I mentioned in my last post that I'd be letting other people write this blog for a little while. I came across this gem in the library the other day. Fill Up.

In a letter written to Anne Barrett on August 30, 1964, J.R.R. Tolkien wrote of his good friend and colleague, C.S. Lewis:

He was generous-minded, on guard against all prejudices, though a few were too deep-rooted in his native background to be observed by him. That his literary opinions were ever dictated by envy (as in the case of T.S. Eliot) is a grotesque calumny. After all it is possible to dislike Eliot with some intensity even if one has no aspirations to poetic laurels oneself.

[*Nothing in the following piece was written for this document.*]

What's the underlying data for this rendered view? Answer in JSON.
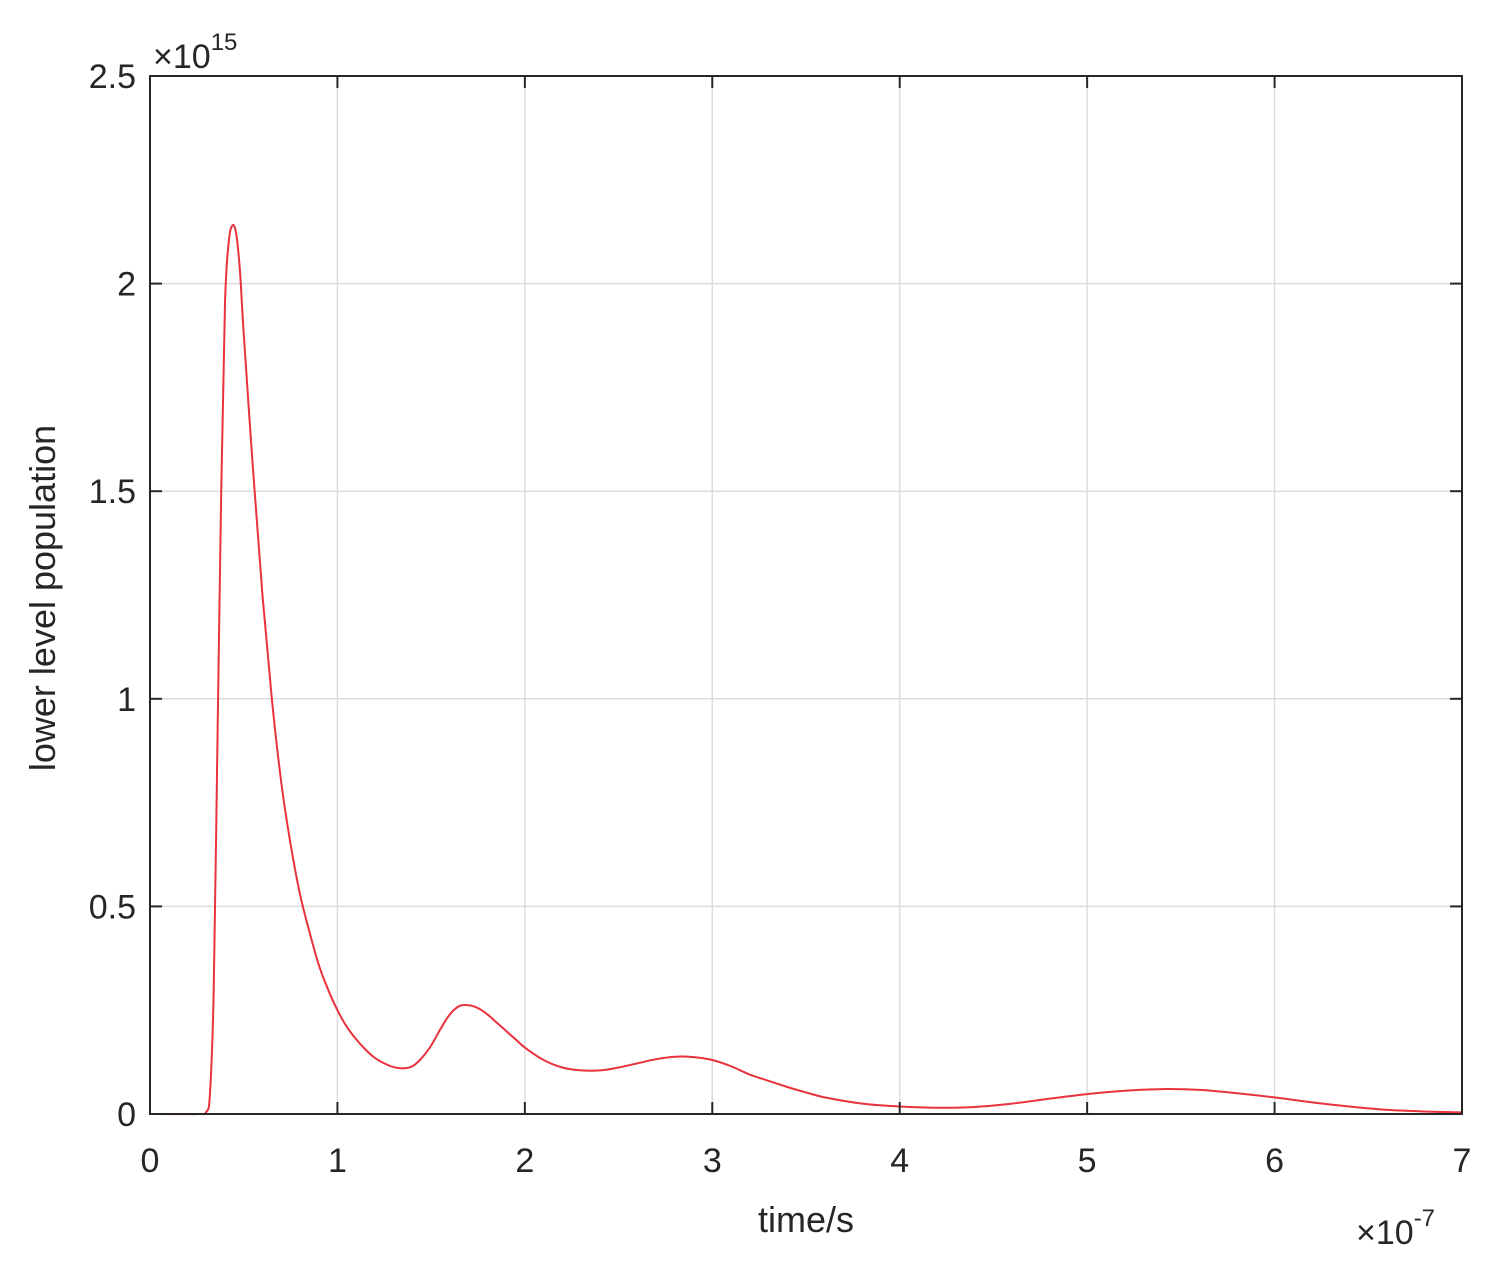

Well of course I could say more, but I must draw the line. Still I wish it could be forbidden that after a great man is dead, little men should scribble over him, who have not and must know they have not sufficient knowledge of his life and character to give them any key to the truth. Lewis was not "cut to the quick" by his defeat in the election to the professorship of poetry: he knew quite well the cause. I remember that we had assembled soon after in our accustomed tavern and found C.S.L. sitting there, looking (and since he was no actor at all probably feeling) much at ease. "Fill up!" he said, "and stop looking so glum. The only distressing thing about this affair is that my friends seem to be upset."

Two things.

C.S. Lewis and J.R.R. Tolkien drinkin' in a pub together. Awesome.

Tolkien referring to Lewis saying, "little men should not scribble over a great man." Wow.